Thimbles were once given by young men or boys to young women or girls to display their affection and feelings for them without proposing serious commitment or marriage. Thimbles could be regarded as toys or novelties. Deborah was first given thimbles by her grandmother. Later on when she was stationed in Korea, she started to receive thimbles as gifts from people because she expressed to them that she didn’t have much room and was living in a small apartment. She now owns over 350 thimbles in her collection. Her oldest thimble is from medieval times; her second oldest dates back to 1720. Deborah takes great pride in her collection and claims that she is just a beginner in comparison to other thimble collectors. It appeared that she had a story for each thimble. She feels that the history of thimbles helps one feel what women’s role in society was for the last three centuries.

I was unfamiliar with the expansive history of thimbles. It is fascinating that this folk object was used for more than protecting one’s fingers while sewing. Jewelry when given to a woman by a man was believed to be a serious commitment; when men wanted to demonstrate interest in a woman, but not make such a commitment, thimbles became the perfect alternative because at the time every woman would have known how to sew and would have done so regularly.

Annotations

The idea of thimbles as a folk object and novelty is documented in The Story of the Thimble, along with a history of the thimble.

McConnel, Bridget. (1997).
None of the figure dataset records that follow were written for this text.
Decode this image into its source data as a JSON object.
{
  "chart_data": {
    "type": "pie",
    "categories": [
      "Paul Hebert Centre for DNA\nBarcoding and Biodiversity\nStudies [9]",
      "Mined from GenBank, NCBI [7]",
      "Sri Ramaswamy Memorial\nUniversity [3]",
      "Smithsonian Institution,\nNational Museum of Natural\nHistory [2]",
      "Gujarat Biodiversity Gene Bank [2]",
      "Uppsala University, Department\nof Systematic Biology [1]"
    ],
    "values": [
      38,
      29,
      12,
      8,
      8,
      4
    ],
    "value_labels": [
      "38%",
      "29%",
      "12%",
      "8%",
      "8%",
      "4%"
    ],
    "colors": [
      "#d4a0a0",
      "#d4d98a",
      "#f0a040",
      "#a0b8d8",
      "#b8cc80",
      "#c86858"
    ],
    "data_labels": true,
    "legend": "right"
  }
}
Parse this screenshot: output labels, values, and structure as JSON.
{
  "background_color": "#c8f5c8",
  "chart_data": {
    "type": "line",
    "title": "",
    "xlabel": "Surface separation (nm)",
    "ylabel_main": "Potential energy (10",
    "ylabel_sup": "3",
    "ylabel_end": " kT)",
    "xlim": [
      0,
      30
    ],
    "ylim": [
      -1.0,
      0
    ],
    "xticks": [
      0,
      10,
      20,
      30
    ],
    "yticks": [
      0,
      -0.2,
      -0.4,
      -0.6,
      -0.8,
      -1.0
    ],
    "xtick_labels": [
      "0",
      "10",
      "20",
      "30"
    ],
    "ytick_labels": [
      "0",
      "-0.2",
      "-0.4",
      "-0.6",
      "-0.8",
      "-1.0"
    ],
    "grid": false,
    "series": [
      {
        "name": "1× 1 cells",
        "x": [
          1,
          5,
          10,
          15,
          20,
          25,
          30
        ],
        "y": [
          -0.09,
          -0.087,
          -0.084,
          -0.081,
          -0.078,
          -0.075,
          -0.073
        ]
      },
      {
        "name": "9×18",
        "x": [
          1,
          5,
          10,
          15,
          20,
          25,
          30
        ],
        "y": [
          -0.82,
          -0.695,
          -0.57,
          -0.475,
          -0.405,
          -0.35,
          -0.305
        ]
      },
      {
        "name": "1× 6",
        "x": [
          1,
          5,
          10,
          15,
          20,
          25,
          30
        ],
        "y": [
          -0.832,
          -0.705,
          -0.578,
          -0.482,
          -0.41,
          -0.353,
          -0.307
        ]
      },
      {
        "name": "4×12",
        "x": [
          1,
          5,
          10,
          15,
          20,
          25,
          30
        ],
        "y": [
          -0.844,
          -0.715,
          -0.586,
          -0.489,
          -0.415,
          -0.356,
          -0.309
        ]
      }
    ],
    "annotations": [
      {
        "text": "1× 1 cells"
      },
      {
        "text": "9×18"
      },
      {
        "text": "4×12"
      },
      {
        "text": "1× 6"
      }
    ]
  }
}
The Story of the Thimble. Pennsylvania: Schiffer Publishing

Musical

Indian Folk Music

The ancient Hindu shloka (song) defines infinity. Shlokas are used far more frequently than any other meter in classical Sanskrit poetry. The traditional view is that this form of verse occurred to Valmiki, the author of the Ramayana, on seeing a hunter shoot down one of two birds in love.

For example, the first verse of this song is that same shloka. Shekhar explained to me that music was learned in many parts of India but has been residing in Bangalore for the last 25 years. Chidananda Roopa Shivoham is a chant from Indian music historical culture. A lot can be written and said about music. Shekhar expressed that, “Music is life, especially Indian classical music. This chant brings peace to heart and mind.”

It is important to note that this meter is used in multiple ways: in poetry, in books, in music. Many composers, authors, and poets use the shloka meter, yet it is un-owned and instead belongs to the people. People find both creative and subtle ways of incorporating it into their piece of work. It is difficult for me to fully grasp the meaning and correct usage (if there is one) of shloka.